Era una latitanza all’insegna del benessere economico, infatti, quella che Domenico Rancadore, esponente di spicco del mandamento di Caccamo e definito dai pentiti come “un pericoloso capomafia di Trabia”, conduceva. A Londra gestiva un’agenzia di viaggi, si era ormai guadagnato il titolo di “superlatitante di mafia” e poteva ancora usufruire della pensione da insegnante di educazione fisica, erogata dall’Inpdap. Mese dopo mese, sul suo conto corrente di una banca italiana, infatti, veniva accreditata la somma prevista per gli ex professori. Lui, che insegnava educazione fisica, a Londra trovò una nuova casa, un’attività da portare avanti. Ma, nel frattempo, gli arresti del 2006 a Trabia, avevano fatto finire nuovamente nell’occhio del ciclone il mandamento mafioso di Caccamo.

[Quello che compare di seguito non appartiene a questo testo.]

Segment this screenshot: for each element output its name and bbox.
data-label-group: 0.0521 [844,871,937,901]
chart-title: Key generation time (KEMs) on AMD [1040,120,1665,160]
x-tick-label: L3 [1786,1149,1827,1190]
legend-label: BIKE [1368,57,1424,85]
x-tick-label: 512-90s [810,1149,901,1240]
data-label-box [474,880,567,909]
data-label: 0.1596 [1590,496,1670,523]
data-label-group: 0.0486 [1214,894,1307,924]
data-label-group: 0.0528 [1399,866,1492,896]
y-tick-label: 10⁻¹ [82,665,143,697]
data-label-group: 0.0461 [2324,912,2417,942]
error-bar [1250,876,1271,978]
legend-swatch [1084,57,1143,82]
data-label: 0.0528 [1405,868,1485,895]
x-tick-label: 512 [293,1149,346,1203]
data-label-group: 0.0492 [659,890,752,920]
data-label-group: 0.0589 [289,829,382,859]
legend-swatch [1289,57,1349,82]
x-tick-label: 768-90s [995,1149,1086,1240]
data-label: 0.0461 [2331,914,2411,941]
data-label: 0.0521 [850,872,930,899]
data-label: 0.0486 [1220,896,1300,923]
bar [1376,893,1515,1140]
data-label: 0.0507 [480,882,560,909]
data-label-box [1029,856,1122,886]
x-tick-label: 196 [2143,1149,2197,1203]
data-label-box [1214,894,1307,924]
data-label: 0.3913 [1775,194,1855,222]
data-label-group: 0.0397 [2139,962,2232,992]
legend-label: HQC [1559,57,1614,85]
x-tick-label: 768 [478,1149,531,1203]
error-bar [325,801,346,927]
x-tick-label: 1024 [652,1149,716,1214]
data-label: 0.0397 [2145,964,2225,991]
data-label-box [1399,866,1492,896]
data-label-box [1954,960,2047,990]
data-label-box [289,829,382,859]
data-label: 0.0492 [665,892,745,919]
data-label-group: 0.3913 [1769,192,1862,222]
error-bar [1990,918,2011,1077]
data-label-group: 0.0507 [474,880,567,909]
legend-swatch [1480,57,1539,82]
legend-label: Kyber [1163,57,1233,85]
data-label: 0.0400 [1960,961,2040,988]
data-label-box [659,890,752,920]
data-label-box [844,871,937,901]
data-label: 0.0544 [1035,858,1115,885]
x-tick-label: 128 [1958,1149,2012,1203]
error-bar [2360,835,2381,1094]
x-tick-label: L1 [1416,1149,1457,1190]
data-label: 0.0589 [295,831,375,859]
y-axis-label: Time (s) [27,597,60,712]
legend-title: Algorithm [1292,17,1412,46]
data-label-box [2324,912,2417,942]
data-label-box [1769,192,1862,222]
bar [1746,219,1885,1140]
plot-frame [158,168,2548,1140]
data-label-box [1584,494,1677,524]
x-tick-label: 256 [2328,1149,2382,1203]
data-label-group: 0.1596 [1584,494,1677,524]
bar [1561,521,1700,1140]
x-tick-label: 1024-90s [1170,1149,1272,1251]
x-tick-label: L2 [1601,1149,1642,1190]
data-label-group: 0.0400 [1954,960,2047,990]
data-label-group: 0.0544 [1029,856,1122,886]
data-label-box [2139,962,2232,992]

La maxi operazione “Rinella 2” condotta dai carabinieri della compagnia di Termini Imerese e del nucleo operativo di Monreale, aveva fatto venire a galla il controllo che Cosa nostra esercitava sull’amministrazione comunale di Trabia, dagli appalti pubblici fino alle campagne elettorali. In quel momento era la potente famiglia dei Rinella ad esercitare il proprio controllo e il nuovo capofamiglia, Salvatore, aveva conferito a Rancadore un ruolo di rispetto, ovvero quello da consigliere della cosca.